Oui, il est vrai qu’en octobre 1942 un typhon catastrophique a frappé l’Inde et qu’en mai 1943, dans ce qui est aujourd’hui le Bangladesh inférieur, la récolte de riz a été décimée. Au même moment, le Japon avait envahi la Birmanie, principal fournisseur de riz importé par l’Inde. L’Inde, qui fait toujours partie de l’Empire britannique, était en proie à des troubles politiques internes, et la catastrophe qui a suivi est imputée par certains à W. Churchill, qui avait ordonné de maintenir les importations de riz vers la Grande-Bretagne. Son gouvernement avait également réprimé le mouvement Quit India (littéralement « Quittez l’Inde »), car le Japon était à la porte de l’Inde, prêt à l’envahir.

Au pire, les historiens rapportent qu’il a exaspéré le secrétaire d’État à l’Inde Leo Amery par son intransigeance face à la crise humanitaire en cours.

L’International Churchill Society écrit : « Comme la plupart des Anglais de sa génération, Churchill avait des opinions sur les Indiens et d’autres non-blancs qui sont loin de la pensée qui sévit actuellement », mais ajoute : « Le ministère du Bengale, en majorité musulman, n’a rien fait alors que plusieurs de ses membres hindous faisaient d’énormes profits dans le commerce du riz. L’ampleur de ce qui se passait n’a attiré l’attention de Londres et de W. Churchill que trop tard. »

Au cours de la dernière décennie, des statues de Churchill ont souvent été vandalisées, surtout dans sa circonscription parlementaire de Woodford Green et au Parliament Square de Londres. Plus tôt cette année, un nouveau café, Blighty UK à Finsbury Park, Londres, a été contraint par des manifestants anti-Churchill d’enlever sa grande peinture murale du chef de guerre.

Chaque fois qu’on nettoyait les dommages, les vandales défilaient et griffonnaient « SCUM » (salaud) et « IMPERIALIST » sur la peinture murale, et les propriétaires ont fini par céder et l’ont enlevée.
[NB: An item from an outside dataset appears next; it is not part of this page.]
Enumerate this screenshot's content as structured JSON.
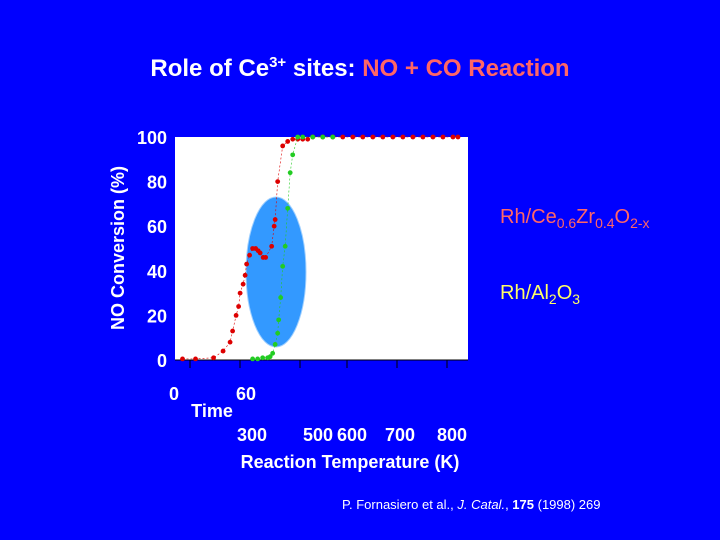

Il est intéressant de noter que le siège du café a incité des Britanniques de partout à venir soutenir l’entreprise, mais malheureusement, les propriétaires ne voulaient pas prendre le risque de restaurer à nouveau la fresque de Winston Churchill de cette façon.

Cette année, l’écrivain britannique Afua Hirsch, dont la mère est ghanéenne et le père d’origine juive, a eu une discussion animée avec l’animateur de télévision Piers Morgan sur le racisme du passé de la nation. Considérant que selon une opération humanitaire menée par la Grande-Bretagne dans le « Kindertransport », 10 000 enfants juifs ont été accueillis par des familles britanniques en temps de guerre, je suis attristée qu’on puisse y mettre un tour négatif. Il convient de noter qu’en 1920, W. Churchill écrivait à propos des Juifs : « Nul homme réfléchi ne peut douter du fait qu’ils sont sans conteste la race la plus formidable et la plus remarquable qui ait jamais existé dans le monde. »

Dans une autre émission de télévision, Kehinde Andrews, professeur d’études sur les Noirs à l’Université de Birmingham City, a condamné W. Churchill et qualifié la Grande-Bretagne de nation « fondée sur le racisme ». Je dois dire que je trouve que ces accusations frisent le ridicule car dans un cycle de 24 heures, les émissions télévisuelles et radiophoniques britanniques sont souvent animées par une majorité de journalistes de couleur, tant dans les sports qu’à la météo, en passant par les finances et les nouvelles.

Comme les lecteurs d’Epoch Times le savent, ma citation préférée vient de Jules César de Wiliam Shakespeare. Je vais l’appliquer ici à Winston Churchill : « Le mal que les hommes font vie après eux ; le bien est souvent enterré avec leurs os. » Moi, une « non-Aryenne », je suis en vie grâce à lui, et pour moi cela fait de lui un héros pour l’éternité.

Née à Philadelphie, Carol Gould est une commentatrice politique de la BBC TV et de LBC Radio basée au Royaume-Uni. Elle est l’auteure de Don’t Tread on Me : Anti-Americanism Abroad et Spitfire Girls.

Les opinions exprimées dans cet article sont celles de l’auteur et ne reflètent pas nécessairement celles d’Epoch Times.